Community Health Initiatives
El Pueblo works to provide health information in Spanish to the Latinx populations within its communities. Additionally, El Pueblo works with local health providers to connect the immigrant community with low-cost and language-appropriate health services.
In a new partnership, El Pueblo will work to bring information about breast cancer awareness to the Latinx population. El Pueblo will host information events as well as promote helpful information through its social media platforms.
Food Awarness in the Latinx Community
We are excited about the latest project from our Mujeres Unidas group! These ladies are working on a LatinX recipe book with stories to contextualize each dish.

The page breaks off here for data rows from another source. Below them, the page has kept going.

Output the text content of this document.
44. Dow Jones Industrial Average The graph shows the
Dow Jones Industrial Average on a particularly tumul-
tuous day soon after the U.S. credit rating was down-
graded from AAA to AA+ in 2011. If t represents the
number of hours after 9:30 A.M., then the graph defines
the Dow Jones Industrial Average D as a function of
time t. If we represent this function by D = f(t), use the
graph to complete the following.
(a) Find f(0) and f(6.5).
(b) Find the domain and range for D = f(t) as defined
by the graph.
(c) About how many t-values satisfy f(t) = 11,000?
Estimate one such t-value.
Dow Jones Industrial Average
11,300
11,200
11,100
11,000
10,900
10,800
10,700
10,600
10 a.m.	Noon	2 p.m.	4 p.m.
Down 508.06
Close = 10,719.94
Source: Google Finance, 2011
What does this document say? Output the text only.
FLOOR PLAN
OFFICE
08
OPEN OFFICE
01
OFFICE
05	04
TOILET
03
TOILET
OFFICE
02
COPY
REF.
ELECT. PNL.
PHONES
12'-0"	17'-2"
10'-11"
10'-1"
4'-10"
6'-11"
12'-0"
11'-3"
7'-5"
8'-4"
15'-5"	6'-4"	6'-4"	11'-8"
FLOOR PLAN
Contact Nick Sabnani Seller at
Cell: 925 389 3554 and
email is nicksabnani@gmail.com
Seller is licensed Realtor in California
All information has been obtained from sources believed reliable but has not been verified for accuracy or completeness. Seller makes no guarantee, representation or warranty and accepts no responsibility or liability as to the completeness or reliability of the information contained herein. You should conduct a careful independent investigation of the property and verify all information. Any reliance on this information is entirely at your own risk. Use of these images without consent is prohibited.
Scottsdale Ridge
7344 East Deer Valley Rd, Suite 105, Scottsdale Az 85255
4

This project is being done with the help from Dr. Karina Zelaya. She is an Assistant Professor of Spanish in the Department of Classical & Modern Languages and Literatures and Affiliated Faculty in the African American Studies Program at Mississippi State University.
The recipe book is supported by aid granted by MS INBRE through its competitive Community Engaged Awards, which El Pueblo received this year along with three other organizations in the State of Mississippi.
According to Dr. Zelaya, the main goal is to edit the recipe book. The long-term goal is to initiate conversations about nutrition and health practices, and to encourage the women to think about women’s health from a holistic viewpoint, nutrition, physical, mental, and emotional.
Mujeres Unidas has about a year to complete the book. Dr. Zelaya guides the instruction with the help of audio-visual material—a combination of community-made video clips and scientific, academic documentaries made for a general audience. Every week, we focus on a particular aspect and/or ingredient of food as it relates to LatinX cultures. The group then reflects upon what they have heard, learned from the videos, but more importantly the women open up about their beliefs about food and share ideas about how they can make small changes to their diet without sacrificing their familiar flavors, their identity. These conversations give way to knowing more about each other and establishing greater connections and strengthening support for one another, which can prove to be a challenge at times because being LatinX does not mean they are a homogeneous group. In this way, the “food club,” as the group informally calls their workshops, educate women about their nutrition and it builds on information to have a deeper understanding about themselves and as a culture — recognizing the richness of their practices. In this case, they focus on what they eat, what they harvest at home and in their yards or even in pots when living in reduced spaces. These conversations create a sense of pride and validate their practices as well as provide an awareness that empowers them.
Dr. Zelaya said it is her hope that projects like this will help scientists develop evidence-based approaches to create and implement programs that are reachable and sustainable for communities like the LatinX community in rural areas, like much of Mississippi. As a Salvadoran/Latina immigrant and educator and as a daughter of parents who sacrificed everything, including their own wellbeing, for the opportunity to provide a healthy and hopeful future for their children, Dr. Zelaya said she feels it is her responsibility to educate and to bring awareness about the positive contribution the LatinX communities have made and continue to make in our region and our state. Be it working in the fields, in the poultry industry, staying at home, cooking and taking their delicious food to construction sites, or selling through an informal market, following the practices of work food deliveries in their native countries, the women of Mujeres Unidas make great contributions to the places where their families settle.